While the West has traditionally been vocal about concerns over workers’ rights abuses in the GCC countries, it is a widely known principle in international relations that self-interest trumps everything else. Ever since Qatar beat the USA, Australia, Japan and South Korea to win hosting rights to the 2022 FIFA World Cup in 2010, despite never having qualified to play in the World Cup itself, it has been suffering snide comments about its eligibility to host the event, ranging from bribery accusations to poor treatment of expatriate labor and, more recently, anti-LGBT laws. However, as the geopolitical sands have shifted during the past decade, the same countries are taking a visibly different position.
Berlin’s scramble for alternative gas supplies
Foreseeing a gas crisis in the coming winter months, Europe is quickly searching for alternative supplies to Russian gas. Azerbaijan is being wooed by the EU officials for the very reason, but strong Russian influence in the South Caucuses and a fragile ceasefire between Armenia and Azerbaijan make this an unviable option. The other, relatively safe, option is the GCC. With this in mind, German Chancellor Olaf Scholz is currently on a whirlwind tour of the biggest gas exporters in the region—Saudi Arabia, UAE, and Qatar, eager to sign gas deals that can ensure a stable gas supply for German residents during the harsh winter months.

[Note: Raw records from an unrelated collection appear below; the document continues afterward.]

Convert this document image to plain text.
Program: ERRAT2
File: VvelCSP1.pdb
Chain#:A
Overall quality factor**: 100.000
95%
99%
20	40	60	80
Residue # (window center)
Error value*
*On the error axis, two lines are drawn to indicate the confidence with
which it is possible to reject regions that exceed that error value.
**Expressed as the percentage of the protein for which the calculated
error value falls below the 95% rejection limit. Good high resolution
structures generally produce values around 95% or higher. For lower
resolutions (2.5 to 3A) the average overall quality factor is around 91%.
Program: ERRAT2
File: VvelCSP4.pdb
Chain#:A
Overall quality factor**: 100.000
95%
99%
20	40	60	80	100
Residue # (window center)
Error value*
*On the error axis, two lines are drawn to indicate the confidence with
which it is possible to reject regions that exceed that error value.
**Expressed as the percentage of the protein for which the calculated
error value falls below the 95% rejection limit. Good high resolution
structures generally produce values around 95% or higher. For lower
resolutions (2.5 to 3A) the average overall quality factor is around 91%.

Chancellor Scholz’s 2-Day Trip
Chancellor Scholz’s first stopover was Jeddah, on 24 September 2022, where he met the Saudi Crown Prince and de facto ruler Mohammed bin Salman (MBS). For the German economy, Saudi Arabia is an attractive source of hydrogen, which it wants to use for energy instead of natural gas. Ironically, just 4 years ago, Germany was among a handful of European countries that had imposed a ban on 18 Saudi nationals who were believed to be involved in the MBS–sponsored assassination of journalist Jamal Khashoggi.
The next day, Chancellor Scholz flew to Abu Dhabi where a formal agreement was signed for the supply of LNG to Germany starting from December 2022. Germany has been rapidly developing its LNG terminal infrastructure under the realization that it has to reduce reliance on Russian gas and explore other sources. The initial shipment from UAE will be for 137,000 cu m, which is not a lot, but it is a first step at building deeper relations within the region. The same day, the Chancellor landed in Doha, where he met the ruler Sheikh Tamim bin Hamad Al-Thani, and even committed to send an official representative to the FIFA event, which is scheduled to kick off on 20 November 2022.
Despite pressure from home-grown as well as international groups to take a firm stand on the human rights situation in the Gulf countries, including not only poor workers’ conditions, but arbitrary political arrests and restrictions on gender minorities, the Chancellor did not raise these issues. He even praised the Qatari government for making progress on workers’ conditions, indicating that Berlin has more important things to worry about.
The FIFA World Cup—Berlin Sings a Different Tune
Since winning the FIFA World Cup hosting bid in 2010, Qatar has been developing its infrastructure rapidly, mainly through foreign labour from the Indian subcontinent. New roads, hotels and stadiums have been constructed. At the same time, thousands of workers have lost their lives due to dangerously high temperatures, absence of adequate breaks and drinking water, and squalid living conditions.
German football officials have repeatedly alleged corruption on the part of Qatar in being awarded the bid, while also calling for the decision to be reversed by FIFA. In one of the qualifying rounds last year, German players wearing black shirts, lined up to spell “HUMAN RIGHTS” to embarrass the Qatari government.
The GCC nations have always been willing to trade with the West as the autocratic regimes need western support to ensure their continued rule. Moreover, as the move is intended to weaken Russia on the international stage, the GCC sheikhdoms will be happy to comply, owing to strong Russian relations with Iran and Syria. Chancellor Scholz will return to Berlin a happy man after a successful tour, and official government representation to the World Cup in November will ultimately silence all voices from Europe supporting political, civic and economic rights in the GCC.